For the i-th day (initially i=0), we check the next K days, i.e., from (i+1)-th to (i+K)-th day. If no holidays are included, we increase the number of presents by one and move to the (i+K)-th day; otherwise we add the number of holidays to the current number of presents and move to the last holiday. Note that if i+K>N, it is sufficient to only count the number of holidays from the i-th day to the N-th day, and add it to the number of presents.
B. Cutting Jigsaw Puzzle
The solution is straightforward but might be a little complicated to code.
At first, we should enumerate all the feasible sizes of pieces. A size with x*y is feasible if x and y are factors of A and B, respectively. For each feasible size x*y, we find out all the pieces and check if there exist any two pieces that are exactly the same. Any two pieces are exactly the same if at least one of the following conditions can be satisfied:
1) They are the same without any rotations;
2) They are the same if the second one is rotated with 180 degrees;
3) They are the same if the second one is rotated with 90 degrees;
4) They are the same if the second one is rotated with 270 degrees;
If there are not any two pieces that are the same, then this size x*y results in a good puzzle, and we should further record the minimum size according to the requirements.
C. First Digit Law
This problem can be divided into two subproblems.

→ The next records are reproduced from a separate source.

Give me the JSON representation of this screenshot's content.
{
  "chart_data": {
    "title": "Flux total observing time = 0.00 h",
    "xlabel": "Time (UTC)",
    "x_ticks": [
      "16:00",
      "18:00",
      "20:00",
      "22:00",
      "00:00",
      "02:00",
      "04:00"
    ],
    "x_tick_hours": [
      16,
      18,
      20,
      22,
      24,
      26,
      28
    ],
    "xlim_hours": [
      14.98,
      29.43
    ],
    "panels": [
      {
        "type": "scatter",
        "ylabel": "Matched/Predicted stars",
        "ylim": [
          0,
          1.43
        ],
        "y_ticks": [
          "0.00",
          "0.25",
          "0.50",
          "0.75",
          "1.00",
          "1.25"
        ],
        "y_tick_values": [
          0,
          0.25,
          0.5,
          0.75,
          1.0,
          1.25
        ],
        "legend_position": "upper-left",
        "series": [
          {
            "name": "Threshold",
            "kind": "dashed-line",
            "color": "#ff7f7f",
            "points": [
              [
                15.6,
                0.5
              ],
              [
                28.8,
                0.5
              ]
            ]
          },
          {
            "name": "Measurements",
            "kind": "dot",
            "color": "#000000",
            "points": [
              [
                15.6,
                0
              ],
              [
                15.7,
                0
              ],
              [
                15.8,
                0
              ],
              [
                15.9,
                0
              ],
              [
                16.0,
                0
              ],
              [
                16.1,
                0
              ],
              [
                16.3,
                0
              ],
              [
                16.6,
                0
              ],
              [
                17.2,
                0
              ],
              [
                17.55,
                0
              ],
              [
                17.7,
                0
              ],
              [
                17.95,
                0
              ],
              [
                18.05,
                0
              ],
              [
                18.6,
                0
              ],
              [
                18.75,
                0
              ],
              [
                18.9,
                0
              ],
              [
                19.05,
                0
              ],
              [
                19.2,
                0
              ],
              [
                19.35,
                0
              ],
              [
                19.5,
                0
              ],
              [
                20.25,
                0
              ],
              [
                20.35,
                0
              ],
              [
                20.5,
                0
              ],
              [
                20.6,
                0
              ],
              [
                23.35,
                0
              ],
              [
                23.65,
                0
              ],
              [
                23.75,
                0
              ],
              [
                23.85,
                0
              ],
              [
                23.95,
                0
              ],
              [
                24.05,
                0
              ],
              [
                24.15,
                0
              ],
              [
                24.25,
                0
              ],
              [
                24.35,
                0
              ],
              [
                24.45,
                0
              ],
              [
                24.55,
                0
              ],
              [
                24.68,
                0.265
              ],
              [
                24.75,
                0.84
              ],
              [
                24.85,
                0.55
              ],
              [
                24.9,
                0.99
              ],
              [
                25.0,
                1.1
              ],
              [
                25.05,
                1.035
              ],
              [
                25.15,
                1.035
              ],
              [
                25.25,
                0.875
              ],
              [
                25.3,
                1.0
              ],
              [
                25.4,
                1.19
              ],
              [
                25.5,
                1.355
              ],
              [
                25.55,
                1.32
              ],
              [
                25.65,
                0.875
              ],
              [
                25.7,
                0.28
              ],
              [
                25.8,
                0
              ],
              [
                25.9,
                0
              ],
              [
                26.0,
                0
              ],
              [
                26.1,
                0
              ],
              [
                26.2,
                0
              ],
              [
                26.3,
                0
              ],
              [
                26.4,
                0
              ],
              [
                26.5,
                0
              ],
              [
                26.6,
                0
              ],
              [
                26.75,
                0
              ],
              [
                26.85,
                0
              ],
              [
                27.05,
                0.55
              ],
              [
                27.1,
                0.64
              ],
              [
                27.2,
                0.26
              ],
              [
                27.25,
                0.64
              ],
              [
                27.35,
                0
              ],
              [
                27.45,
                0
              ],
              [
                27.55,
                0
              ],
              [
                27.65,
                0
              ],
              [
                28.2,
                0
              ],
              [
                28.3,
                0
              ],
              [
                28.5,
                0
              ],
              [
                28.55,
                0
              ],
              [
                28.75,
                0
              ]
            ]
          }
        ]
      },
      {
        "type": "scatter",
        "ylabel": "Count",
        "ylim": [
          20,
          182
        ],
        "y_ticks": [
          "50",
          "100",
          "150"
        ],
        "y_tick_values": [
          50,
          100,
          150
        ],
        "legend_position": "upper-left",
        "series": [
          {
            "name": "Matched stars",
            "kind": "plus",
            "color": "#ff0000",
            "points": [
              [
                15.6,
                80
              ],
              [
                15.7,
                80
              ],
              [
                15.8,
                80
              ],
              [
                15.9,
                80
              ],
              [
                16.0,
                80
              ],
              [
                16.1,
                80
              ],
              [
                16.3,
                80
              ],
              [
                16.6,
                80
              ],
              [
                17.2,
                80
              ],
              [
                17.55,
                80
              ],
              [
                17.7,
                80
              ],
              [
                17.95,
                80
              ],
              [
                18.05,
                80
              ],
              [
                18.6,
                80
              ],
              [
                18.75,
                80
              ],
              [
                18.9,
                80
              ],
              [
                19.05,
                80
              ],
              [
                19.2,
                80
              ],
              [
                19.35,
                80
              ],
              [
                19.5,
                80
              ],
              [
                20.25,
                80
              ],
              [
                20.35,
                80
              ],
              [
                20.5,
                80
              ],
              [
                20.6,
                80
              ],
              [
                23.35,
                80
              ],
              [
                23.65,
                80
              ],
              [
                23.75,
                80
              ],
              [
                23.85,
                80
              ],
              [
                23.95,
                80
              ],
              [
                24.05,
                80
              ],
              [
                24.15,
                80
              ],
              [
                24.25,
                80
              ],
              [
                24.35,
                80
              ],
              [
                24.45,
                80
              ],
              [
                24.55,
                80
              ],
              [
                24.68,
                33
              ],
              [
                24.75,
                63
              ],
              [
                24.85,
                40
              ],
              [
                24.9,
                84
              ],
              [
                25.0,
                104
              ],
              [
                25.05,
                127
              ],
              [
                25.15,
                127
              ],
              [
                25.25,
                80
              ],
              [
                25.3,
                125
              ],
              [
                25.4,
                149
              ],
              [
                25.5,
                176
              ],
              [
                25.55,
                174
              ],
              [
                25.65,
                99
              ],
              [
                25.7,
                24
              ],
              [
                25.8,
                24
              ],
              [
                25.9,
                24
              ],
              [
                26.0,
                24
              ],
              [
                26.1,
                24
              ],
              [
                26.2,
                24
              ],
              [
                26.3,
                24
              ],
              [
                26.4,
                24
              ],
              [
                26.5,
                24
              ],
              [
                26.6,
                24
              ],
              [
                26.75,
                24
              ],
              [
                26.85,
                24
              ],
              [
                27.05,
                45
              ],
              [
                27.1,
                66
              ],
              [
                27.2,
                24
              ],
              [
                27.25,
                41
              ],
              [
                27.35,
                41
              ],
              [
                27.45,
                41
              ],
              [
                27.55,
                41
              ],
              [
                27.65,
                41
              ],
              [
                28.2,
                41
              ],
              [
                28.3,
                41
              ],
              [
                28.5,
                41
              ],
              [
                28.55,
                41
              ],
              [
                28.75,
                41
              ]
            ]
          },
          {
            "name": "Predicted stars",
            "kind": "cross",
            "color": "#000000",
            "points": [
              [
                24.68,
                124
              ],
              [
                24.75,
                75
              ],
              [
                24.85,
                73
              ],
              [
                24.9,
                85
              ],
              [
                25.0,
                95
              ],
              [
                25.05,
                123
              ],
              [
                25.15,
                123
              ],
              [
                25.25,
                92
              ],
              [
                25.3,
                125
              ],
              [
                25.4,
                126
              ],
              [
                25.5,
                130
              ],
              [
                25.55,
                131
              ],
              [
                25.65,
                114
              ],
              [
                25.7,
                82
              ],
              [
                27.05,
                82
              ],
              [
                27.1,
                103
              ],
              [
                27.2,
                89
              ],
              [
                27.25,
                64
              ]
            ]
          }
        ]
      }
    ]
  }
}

Subproblem 1): given the interval [L,R], how to count the number of integers whose most significant digit is 1? Suppose that F(n) is a function which calculates the number of integers from 1 to n, and thus this subproblem can be solved by computing F(R)-F(L). To implement such a function, we can try 1,10,100,...,10^m, until 10^m<=n, and the answer will be 1+10+100+...+10^(m-1)+min(10^m, n-10^m+1). Moreover, we can immediately calculate the probability of selecting an integer whose most significant digit is 1 as (F(R)-F(L))/(R-L+1);
Subproblem 2): given N events and the probability that every event occurs, how to calculate the probability that at least K of them occur? A straightforward method that enumerates all the feasible combination may fail since the number is likely to be quite huge. However, we can use DP, like Pascal's Triangle, to avoid the above difficulty. We use D[n][m] to denote the probability that for the first n events, exactly m of them occur. One can check that D[n][m]=D[n-1][m-1]*p[n]+D[n-1][m]*(1-p[n]), where p[n] denotes the probability that the n-th event occurs, while the initialization is done by setting D[0][0]=1. Then, the answer is just D[N][K]+D[N][K+1]+...+D[N][N].